When IGA deployments go sideways—and many do—the finger-pointing begins. The vendor’s product didn’t perform as promised. The integrator didn’t configure things properly. The business didn’t articulate their needs. The IT team didn’t communicate upstream. The truth? All of the above. But the party that stands to lose the most is you—the organization.

Failed IGA programs cost money, time, credibility, and in some cases, security. Poorly implemented identity controls can create gaps that expose you to audit failures or even breaches. And the worst part? Most of these failures are avoidable.
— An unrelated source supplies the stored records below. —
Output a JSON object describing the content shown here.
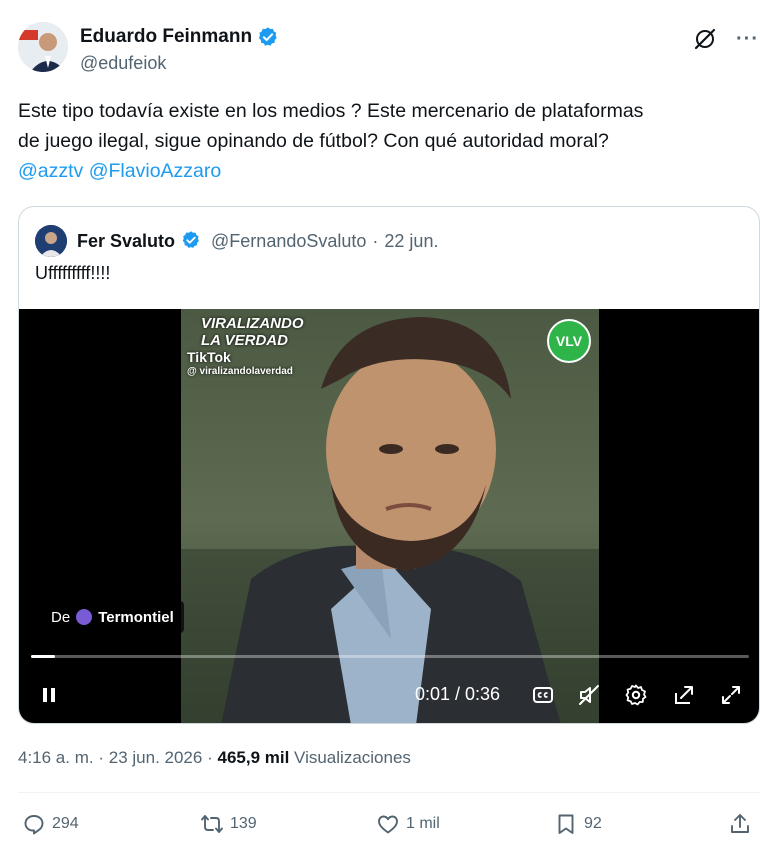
{
  "author": {
    "name": "Eduardo Feinmann",
    "handle": "@edufeiok",
    "verified_color": "#1d9bf0"
  },
  "tweet": {
    "lines": [
      "Este tipo todavía existe en los medios ?  Este mercenario de plataformas",
      "de juego ilegal, sigue opinando de fútbol?  Con qué autoridad moral?"
    ],
    "mentions": "@azztv @FlavioAzzaro"
  },
  "quote": {
    "name": "Fer Svaluto",
    "handle": "@FernandoSvaluto",
    "separator": "·",
    "date": "22 jun.",
    "text": "Ufffffffff!!!!"
  },
  "video": {
    "watermark_brand_line1": "VIRALIZANDO",
    "watermark_brand_line2": "LA VERDAD",
    "watermark_platform": "TikTok",
    "watermark_user": "@ viralizandolaverdad",
    "logo_text": "VLV",
    "source_prefix": "De",
    "source_name": "Termontiel",
    "progress_fraction": 0.034,
    "time": "0:01 / 0:36"
  },
  "meta": {
    "time": "4:16 a. m.",
    "separator": "·",
    "date": "23 jun. 2026",
    "views_count": "465,9 mil",
    "views_label": "Visualizaciones"
  },
  "actions": {
    "replies": "294",
    "reposts": "139",
    "likes": "1 mil",
    "bookmarks": "92"
  },
  "colors": {
    "accent": "#1d9bf0",
    "text": "#0f1419",
    "secondary": "#536471"
  },
  "icons": {
    "verified": "verified-badge-icon",
    "grok": "grok-icon",
    "more": "more-icon",
    "pause": "pause-icon",
    "captions": "captions-icon",
    "mute": "mute-icon",
    "settings": "gear-icon",
    "pop_out": "pop-out-icon",
    "fullscreen": "fullscreen-icon",
    "reply": "reply-icon",
    "repost": "repost-icon",
    "like": "heart-icon",
    "bookmark": "bookmark-icon",
    "share": "share-icon"
  }
}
A Better Way to Start: Strategy Before Systems

Here’s the tactical advice no one gives you before starting an IGA initiative: slow down and do the groundwork. Before you touch technology, get your business context in order.

Start by asking:

  • Identify Who are the identities you're managing (employees, contractors, customers, partners)?

  • Understand What relationships do they have with systems, data, and business units?

  • EngageWho owns these relationships? HR? Risk? Line-of-business managers?

  • Define What are the real-world use cases, access policies, audit requirements, and future plans?

Only after those steps are complete should you move on to:

  • Select Choose technologies that align with your business needs, not just your IT checklist.

  • PartnerWork with implementation partners who understand your industry and can translate business needs into technical execution.

  • Roadmap Build a phased, realistic implementation roadmap with early wins to build momentum.

  • Implement Execute in manageable chunks. Validate. Celebrate success. Adjust. Repeat.

Why Most IGA Projects Fail

In our experience, the root cause of failure isn’t the technology—it’s expectations. Too often, business leaders expect instant results. IT expects plug-and-play integration. Vendors expect to retrofit your business processes into their product model. And nobody spends enough time aligning all three perspectives.

Final Thoughts

The myth that IGA is just another IT project needs to be retired once and for all. It’s time to view IGA as a strategic business enabler—one that deserves executive sponsorship, stakeholder alignment, and long-term commitment.

Well, you’ve taken the first step just by reading this article. Now take the next one: reframe your identity program not as a solution you buy, but as a capability you build. With the right mindset, the right stakeholders, and the right roadmap, IGA can transform from a compliance necessity to a competitive advantage.